Eliane Maria Barreiros Aina


7- DA FUNÇÃO SOCIAL DO DIREITO

Conforme já dito, o movimento doutrinário e jurisprudencial mais forte em relação ao tema ocorreu na primeira metade do século, não obstante ser flagrante a relevância do assunto até os dias de hoje. Contudo, a base teórica mais substanciosa formou-se muito antes da atual Constituição. E a primeira e relevante questão que surge é quanto à posição do instituto face a uma Constituição que instituiu um Estado Social de Direito.

Pode-se infirmar que o atual sistema não trouxe qualquer incompatibilidade com o instituto, mas, muito pelo contrário, traz em sua base princípios que dão melhor amparo aos fundamentos do abuso de direito. “A bem da verdade, a quase unanimidade dos estudiosos do assunto expressa que, embora já conhecida dos romanos, a teoria do abuso de direito encontra, hoje, com a socialização do Direito, vasto campo de aplicação”[18]. Assim, se o instituto do abuso do direito funda-se contemporaneamente na limitação ao exercício dos direitos subjetivos em função do bem-estar da coletividade, a sua previsão encontra amparo constitucional nos dispositivos que prevêem que o Estado tem como fundamentos a dignidade da pessoa humana e os valores sociais do trabalho e da livre iniciativa, como objetivos construir uma sociedade livre, justa e solidária e erradicar a pobreza e a marginalização social e reduzir as desigualdades sociais e regionais, e como princípios a prevalência dos direitos humanos, dentre outros.

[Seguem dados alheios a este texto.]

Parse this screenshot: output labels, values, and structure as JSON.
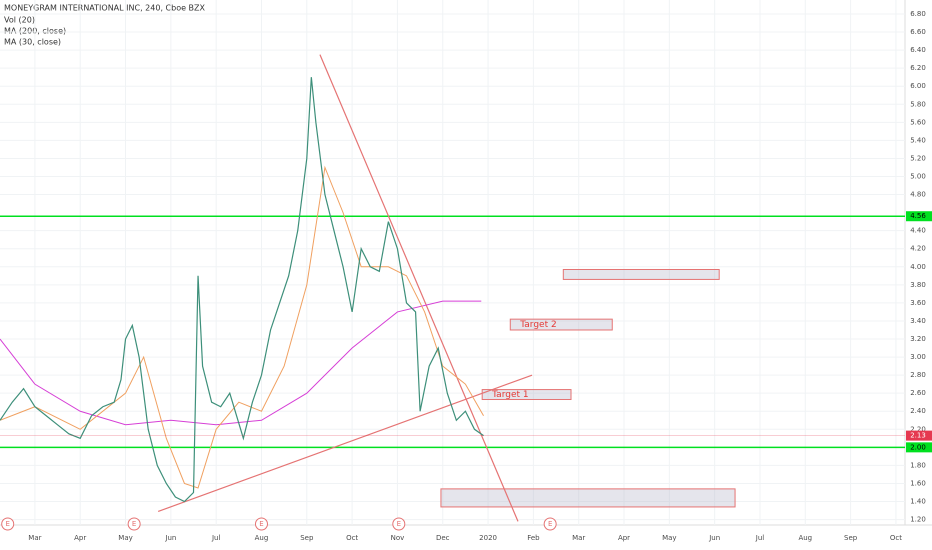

Dessa forma, o nosso atual pacto político maior estabeleceu um Estado Social de Direito cujos princípios de solidariedade e fraternidade são a sua base. A pessoa humana e as condições para sua existência digna são o pilar dessa sociedade que, ao menos, se busca atingir. Essa nova conformação sócio-política-jurídica trouxe-nos como conseqüência a releitura do nosso ordenamento jurídico e ao “intérprete incumbirá, pois, em virtude de verdadeira cláusula geral de tutela dos direitos da pessoa humana, privilegiar os valores existenciais sempre que a eles se contrapuserem os valores patrimoniais.”[19]

a) DO DESVIO DA FUNÇÃO SOCIAL COMO ABUSO DO DIREITO

Se o nosso ordenamento jurídico vigente tem em seu ápice uma Constituição que instituiu o Estado Social de Direito é possível visualizar-se que restou fincada entre nós a função social do direito. Assim, já não bastaria mais falar-se em função social da propriedade, do contrato etc, entendendo-se que toda norma tem primordialmente uma função social, traduzindo-se esta expressão no fato de que o individualismo do início do século passado e que inspirou nosso código civil teria cedido lugar à uma sociedade solidária. A expressa menção à palavra ‘evolução’ tem o significado de reconhecer, em primeiro lugar, a importância histórica do individualismo, que bem cumpriu o seu papel na garantia da esfera de liberdade dos indivíduos frente ao Estado, e, em segundo lugar, para expressar o sentimento de que a passagem do individualismo para o social significa um ganho no sentido de que se pretende que esta liberdade e todas as conquistas referentes ao bem estar sejam partilhadas por todos, ainda que se admita que não o sejam em igual medida, mas sendo garantido a todos, pelo menos, o mínimo essencial ou fundamental.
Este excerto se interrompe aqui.